Google Is Making Breakthroughs Much Bigger Than AI
Hype surrounding the rise of ChatGPT and the supposed ground Google is losing to Microsoft Corp. and OpenAI in the search wars has overshadowed more important developments in computing, progress which will have far greater implications than which website serves up better tax advice.
Quantum computing is the holy grail of scientists and researchers, but it’s still decades away from reality. Google’s parent company, Alphabet Inc., however moved the ball down the field last month with news that it found ways to ameliorate one of the biggest problems facing the nascent field: accuracy.
To date, all computing is done on a binary scale. A piece of information is stored as either one or zero, and these binary units (bits) are clumped together for further calculation. We need 4 bits to store the number eight (1000 in binary), for example. It’s slow and clunky, but at least it’s simple and accurate. Silicon chips have been holding and processing bits for almost seven decades.
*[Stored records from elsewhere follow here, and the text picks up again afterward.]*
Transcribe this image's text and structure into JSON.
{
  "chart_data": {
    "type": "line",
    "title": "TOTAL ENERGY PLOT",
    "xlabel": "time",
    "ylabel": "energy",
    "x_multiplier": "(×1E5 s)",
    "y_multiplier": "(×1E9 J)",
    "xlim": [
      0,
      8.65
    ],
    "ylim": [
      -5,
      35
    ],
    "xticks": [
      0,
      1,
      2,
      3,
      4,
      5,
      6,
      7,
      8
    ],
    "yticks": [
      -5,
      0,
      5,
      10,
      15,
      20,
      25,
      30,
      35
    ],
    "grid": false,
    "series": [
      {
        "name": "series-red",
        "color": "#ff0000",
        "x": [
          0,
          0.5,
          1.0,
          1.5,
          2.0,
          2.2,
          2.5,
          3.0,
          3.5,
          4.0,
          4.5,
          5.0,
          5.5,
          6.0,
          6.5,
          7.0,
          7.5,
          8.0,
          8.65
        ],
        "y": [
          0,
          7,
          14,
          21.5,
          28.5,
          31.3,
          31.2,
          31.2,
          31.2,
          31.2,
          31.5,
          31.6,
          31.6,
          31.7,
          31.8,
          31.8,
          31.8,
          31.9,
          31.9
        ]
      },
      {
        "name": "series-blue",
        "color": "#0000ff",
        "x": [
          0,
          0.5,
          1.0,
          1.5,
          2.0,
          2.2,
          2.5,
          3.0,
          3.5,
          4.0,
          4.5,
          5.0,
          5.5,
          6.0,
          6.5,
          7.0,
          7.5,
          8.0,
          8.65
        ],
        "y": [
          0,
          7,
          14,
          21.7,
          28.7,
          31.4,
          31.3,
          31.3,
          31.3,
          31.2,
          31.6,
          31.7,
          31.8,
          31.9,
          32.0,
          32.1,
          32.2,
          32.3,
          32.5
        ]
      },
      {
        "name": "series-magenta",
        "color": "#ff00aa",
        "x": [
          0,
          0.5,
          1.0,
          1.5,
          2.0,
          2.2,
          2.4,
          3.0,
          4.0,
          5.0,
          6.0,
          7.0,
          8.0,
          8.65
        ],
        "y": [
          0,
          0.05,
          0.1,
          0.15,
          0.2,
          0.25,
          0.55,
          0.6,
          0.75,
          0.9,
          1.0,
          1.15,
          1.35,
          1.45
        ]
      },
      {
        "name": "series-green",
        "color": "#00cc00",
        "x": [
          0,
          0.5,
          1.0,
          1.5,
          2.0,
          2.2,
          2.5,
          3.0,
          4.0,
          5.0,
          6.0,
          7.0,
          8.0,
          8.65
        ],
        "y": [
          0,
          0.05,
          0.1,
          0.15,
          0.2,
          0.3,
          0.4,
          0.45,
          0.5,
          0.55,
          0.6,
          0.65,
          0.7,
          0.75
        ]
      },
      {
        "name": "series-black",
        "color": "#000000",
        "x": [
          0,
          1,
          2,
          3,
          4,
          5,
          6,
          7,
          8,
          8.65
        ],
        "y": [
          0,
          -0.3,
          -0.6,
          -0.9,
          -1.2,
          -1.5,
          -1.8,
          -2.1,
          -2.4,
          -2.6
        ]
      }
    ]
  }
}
Quantum bits — qubits — can store data in more than two forms (it can be both 1 and 0 at the same time). That means larger chunks of information can be processed in a given amount of time. Among the many downsides is that the physical manifestation of a qubit requires super cold temperatures — just above zero degrees Kelvin — and are susceptible to even the minutest amount of interference such as light. They’re also error prone, which is a big problem in computing.
In a paper published in Nature last month, Google claims to have made a huge breakthrough in an important sub-field called quantum error correction. Their approach is quite simple. Instead of relying on individual physical qubits, scientists store information across many physical qubits but then view this collection as a single one (called a logical qubit).
Google had theorized that clumping a larger number of physical qubits to form a single logical qubit would reduce error rate. In its research paper, outlined in a blog post by Chief Executive Officer Sundar Pichai, the team found that a logical qubit formed from 49 physical qubits did indeed outperform one comprised of 17.
In reality, dedicating 49 qubits to the handling of just a single logical one sounds inefficient and even overkill. Imagine storing your photos on 49 hard drives just to ensure that, collectively, a single hard drive is error free. But given the vast potential of quantum computing, even such baby steps amount to significant progress.
More importantly, it gives the broader scientific community a basis from which to build on this knowledge to further advance related fields including materials science, mathematics, and electrical engineering which will all be needed to make an actual quantum computer reality. The hope of building a system that can solve a problem which / no current machine could feasibly manage is called quantum supremacy.
Four years ago, Google said it completed a test in 200 seconds for a task that would take a conventional supercomputer thousands of years, proof that we’re on the path to quantum supremacy.
But like artificial intelligence tools such as ChatGPT, proving they work is only one part of the puzzle. High accuracy and low error rates — something recent chatbots are prone to — remains elusive. Improvement on this front is a major goal for developers of both technologies, with OpenAI this week saying its new GPT-4 is 40% more likely to produce factual results than its predecessor.
Unfortunately, a supercooled computer crunching data isn’t as fun as a digital assistant that can write limericks are draft a school essay. But in future these breakthroughs will be as comparable as the entertainment value of television versus the world-changing feat of landing a human on the moon.